The SEC last week provided even more clarity into its growing focus on cybersecurity at broker dealers and registered investment advisers. A key takeaway in a Risk Alert issued on April 15, 2014, is that the Office of Compliance Inspections and Examinations (OCIE) will be conducting examinations of more than 50 registered broker-dealers and registered investment advisers, focusing on areas related to cybersecurity.
In order to help compliance professionals prepare and assess their firms’ responsive cybersecurity preparedness, OCIE has created a sample cybersecurity request document that outlines the types of questions firms can expect. OCIE is good to point out that these questions should not be considered all inclusive of the information that OCIE may request. OCIE will alter its request for information as it considers the specific circumstances presented by each firm’s particular systems or information technology environment.
You can find the Risk Alert and questions HERE.
Now What? Preparing for the SEC Cybersecurity Exam
The SEC was kind enough to provide a proverbial map of the directions it may take during a cybersecurity exam; now firms need to assess their internal processes and procedures as well as supporting technology. It is important to note that the SEC is just as interested in your Written Information Security Policy (WISP) as they are in your technology safeguards.

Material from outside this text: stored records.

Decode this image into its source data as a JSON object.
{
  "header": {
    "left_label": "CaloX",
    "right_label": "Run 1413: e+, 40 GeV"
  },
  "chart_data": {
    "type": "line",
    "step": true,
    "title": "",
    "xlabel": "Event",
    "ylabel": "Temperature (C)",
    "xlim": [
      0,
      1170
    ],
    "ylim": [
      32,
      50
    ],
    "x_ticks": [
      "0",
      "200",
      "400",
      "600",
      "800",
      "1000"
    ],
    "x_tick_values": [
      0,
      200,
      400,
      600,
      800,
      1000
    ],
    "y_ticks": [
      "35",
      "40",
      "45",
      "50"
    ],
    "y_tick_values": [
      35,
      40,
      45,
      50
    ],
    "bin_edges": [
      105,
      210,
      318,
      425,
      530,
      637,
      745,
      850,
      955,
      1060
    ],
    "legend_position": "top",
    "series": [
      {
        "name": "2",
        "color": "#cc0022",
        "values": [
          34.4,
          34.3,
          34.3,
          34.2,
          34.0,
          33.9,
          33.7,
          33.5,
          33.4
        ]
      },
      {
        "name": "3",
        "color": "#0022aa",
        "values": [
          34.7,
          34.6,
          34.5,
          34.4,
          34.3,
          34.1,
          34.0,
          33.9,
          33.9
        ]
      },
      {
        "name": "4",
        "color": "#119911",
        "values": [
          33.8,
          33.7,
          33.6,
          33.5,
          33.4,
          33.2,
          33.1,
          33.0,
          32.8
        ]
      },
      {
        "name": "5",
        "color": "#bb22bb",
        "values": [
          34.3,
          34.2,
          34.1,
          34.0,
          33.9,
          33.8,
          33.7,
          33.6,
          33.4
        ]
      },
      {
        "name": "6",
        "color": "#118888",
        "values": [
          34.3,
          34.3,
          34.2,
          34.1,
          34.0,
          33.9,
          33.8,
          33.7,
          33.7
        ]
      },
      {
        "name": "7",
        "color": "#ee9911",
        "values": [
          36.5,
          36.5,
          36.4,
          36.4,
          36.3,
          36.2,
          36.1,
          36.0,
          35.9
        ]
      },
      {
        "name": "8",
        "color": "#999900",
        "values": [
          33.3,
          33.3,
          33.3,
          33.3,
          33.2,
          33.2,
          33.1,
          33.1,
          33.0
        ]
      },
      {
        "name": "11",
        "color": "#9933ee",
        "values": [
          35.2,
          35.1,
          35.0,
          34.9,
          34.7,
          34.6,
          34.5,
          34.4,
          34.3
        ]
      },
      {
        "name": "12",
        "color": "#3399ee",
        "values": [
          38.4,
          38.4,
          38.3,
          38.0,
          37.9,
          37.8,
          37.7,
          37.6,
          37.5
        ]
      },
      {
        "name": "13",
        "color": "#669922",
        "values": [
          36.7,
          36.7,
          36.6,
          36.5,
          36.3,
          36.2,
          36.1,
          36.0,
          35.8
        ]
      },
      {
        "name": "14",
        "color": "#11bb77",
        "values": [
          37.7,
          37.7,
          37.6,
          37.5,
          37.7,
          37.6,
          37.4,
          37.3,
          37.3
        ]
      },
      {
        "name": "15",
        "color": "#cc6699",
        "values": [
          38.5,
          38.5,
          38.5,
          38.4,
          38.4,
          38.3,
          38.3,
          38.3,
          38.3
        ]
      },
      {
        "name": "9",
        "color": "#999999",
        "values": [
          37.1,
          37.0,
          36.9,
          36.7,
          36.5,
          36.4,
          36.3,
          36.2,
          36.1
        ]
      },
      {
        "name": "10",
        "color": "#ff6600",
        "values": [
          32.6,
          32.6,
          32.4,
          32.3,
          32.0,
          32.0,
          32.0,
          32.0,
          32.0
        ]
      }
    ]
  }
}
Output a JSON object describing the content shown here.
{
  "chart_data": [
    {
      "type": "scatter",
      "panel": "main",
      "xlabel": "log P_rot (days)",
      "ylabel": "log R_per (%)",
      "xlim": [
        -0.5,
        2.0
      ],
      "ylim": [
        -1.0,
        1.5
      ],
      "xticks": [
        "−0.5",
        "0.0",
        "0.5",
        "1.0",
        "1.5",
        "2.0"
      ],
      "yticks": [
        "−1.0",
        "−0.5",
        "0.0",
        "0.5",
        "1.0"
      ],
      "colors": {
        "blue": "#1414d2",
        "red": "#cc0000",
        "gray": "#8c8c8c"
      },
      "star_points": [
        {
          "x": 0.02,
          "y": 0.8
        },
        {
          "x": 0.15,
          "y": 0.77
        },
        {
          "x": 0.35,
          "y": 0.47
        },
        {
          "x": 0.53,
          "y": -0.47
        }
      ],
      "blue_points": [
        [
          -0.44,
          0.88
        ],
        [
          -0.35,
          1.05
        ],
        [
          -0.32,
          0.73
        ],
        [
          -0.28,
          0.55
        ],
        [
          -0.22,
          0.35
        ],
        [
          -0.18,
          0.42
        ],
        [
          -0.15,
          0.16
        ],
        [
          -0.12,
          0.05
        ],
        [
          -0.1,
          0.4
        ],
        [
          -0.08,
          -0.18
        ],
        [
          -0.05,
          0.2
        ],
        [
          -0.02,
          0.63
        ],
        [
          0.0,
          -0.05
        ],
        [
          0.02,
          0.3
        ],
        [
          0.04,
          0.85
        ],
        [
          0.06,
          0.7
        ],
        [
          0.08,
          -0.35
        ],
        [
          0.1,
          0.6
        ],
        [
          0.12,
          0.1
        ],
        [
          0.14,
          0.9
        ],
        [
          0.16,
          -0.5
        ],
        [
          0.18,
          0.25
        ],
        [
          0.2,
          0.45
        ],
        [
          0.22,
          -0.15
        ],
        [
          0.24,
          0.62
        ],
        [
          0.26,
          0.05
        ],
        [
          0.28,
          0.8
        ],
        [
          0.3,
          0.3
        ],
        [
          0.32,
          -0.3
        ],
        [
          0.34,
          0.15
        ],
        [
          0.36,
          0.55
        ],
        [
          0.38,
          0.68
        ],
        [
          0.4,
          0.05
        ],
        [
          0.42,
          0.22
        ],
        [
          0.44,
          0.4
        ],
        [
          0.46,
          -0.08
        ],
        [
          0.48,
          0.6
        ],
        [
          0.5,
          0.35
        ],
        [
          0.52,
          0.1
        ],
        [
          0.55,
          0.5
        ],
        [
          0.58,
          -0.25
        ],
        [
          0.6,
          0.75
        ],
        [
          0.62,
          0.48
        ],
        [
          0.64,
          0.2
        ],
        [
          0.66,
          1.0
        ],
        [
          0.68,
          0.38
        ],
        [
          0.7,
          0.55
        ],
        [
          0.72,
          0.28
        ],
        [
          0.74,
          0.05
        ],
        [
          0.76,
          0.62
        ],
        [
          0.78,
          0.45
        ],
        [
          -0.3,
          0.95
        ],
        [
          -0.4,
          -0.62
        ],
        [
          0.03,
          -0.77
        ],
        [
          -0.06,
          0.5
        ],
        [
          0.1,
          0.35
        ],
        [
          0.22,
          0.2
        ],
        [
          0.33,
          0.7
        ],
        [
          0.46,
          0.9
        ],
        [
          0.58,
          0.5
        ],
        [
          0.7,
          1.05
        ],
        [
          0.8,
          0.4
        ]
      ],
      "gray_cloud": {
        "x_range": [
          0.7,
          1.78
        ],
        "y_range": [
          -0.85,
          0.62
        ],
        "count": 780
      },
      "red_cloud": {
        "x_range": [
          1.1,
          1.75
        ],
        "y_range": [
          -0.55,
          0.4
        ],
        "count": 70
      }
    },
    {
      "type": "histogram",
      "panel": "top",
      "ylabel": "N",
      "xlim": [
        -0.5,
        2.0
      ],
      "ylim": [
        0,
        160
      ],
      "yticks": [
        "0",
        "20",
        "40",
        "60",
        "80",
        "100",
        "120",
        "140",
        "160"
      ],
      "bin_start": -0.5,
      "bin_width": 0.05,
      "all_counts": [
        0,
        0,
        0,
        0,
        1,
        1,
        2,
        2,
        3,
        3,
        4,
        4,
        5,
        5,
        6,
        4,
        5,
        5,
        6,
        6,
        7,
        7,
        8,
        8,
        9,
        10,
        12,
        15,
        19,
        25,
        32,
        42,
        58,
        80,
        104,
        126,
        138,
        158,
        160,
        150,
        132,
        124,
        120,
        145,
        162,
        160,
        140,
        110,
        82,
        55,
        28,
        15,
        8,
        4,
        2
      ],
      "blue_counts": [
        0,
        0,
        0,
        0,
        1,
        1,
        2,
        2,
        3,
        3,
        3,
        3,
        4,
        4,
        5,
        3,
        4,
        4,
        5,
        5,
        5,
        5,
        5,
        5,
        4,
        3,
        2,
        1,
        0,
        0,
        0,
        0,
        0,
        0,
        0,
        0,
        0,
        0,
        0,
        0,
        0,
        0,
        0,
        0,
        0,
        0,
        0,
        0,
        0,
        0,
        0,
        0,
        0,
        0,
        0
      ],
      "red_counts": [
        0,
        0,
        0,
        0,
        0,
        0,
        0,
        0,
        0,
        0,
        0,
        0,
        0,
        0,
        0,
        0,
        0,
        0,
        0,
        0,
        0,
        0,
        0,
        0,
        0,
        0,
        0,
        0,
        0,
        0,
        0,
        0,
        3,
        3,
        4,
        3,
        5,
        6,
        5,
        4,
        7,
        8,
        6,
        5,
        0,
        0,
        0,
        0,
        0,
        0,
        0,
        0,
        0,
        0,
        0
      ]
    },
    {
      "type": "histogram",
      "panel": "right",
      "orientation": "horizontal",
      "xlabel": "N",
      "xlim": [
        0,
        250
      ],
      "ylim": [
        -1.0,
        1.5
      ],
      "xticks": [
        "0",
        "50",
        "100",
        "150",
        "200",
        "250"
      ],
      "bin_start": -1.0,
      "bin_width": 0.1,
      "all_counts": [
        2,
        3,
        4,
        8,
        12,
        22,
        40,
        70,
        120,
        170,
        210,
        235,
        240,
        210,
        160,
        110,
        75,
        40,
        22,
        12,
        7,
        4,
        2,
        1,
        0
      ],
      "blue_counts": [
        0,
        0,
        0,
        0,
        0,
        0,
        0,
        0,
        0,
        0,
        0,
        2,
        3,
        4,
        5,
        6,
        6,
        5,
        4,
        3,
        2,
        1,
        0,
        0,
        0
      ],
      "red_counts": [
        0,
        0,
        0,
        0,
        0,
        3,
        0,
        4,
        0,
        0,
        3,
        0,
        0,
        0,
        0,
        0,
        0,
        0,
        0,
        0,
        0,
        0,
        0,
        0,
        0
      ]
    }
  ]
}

The areas the SEC outlined include:
Identification of Risks/Cybersecurity Governance
Protection of Firm Networks and Information
Risks Associated with Remote Customer Access and Funds Transfer Requests
Risks Associated with Vendors and Other Third Parties
Detection of Unauthorized Activity
Other: Identity theft red flags; Security breach incidents; Reported incident history.
Here at Eze Castle Integration, we are going through the questionnaire and beginning to work with clients to answer the various sections. Our WISP team is also on-call to begin the process of developing more comprehensive internal and external policies and procedures around security.
Your IT provider should be able to provide assistance, but policies and procedures are key too.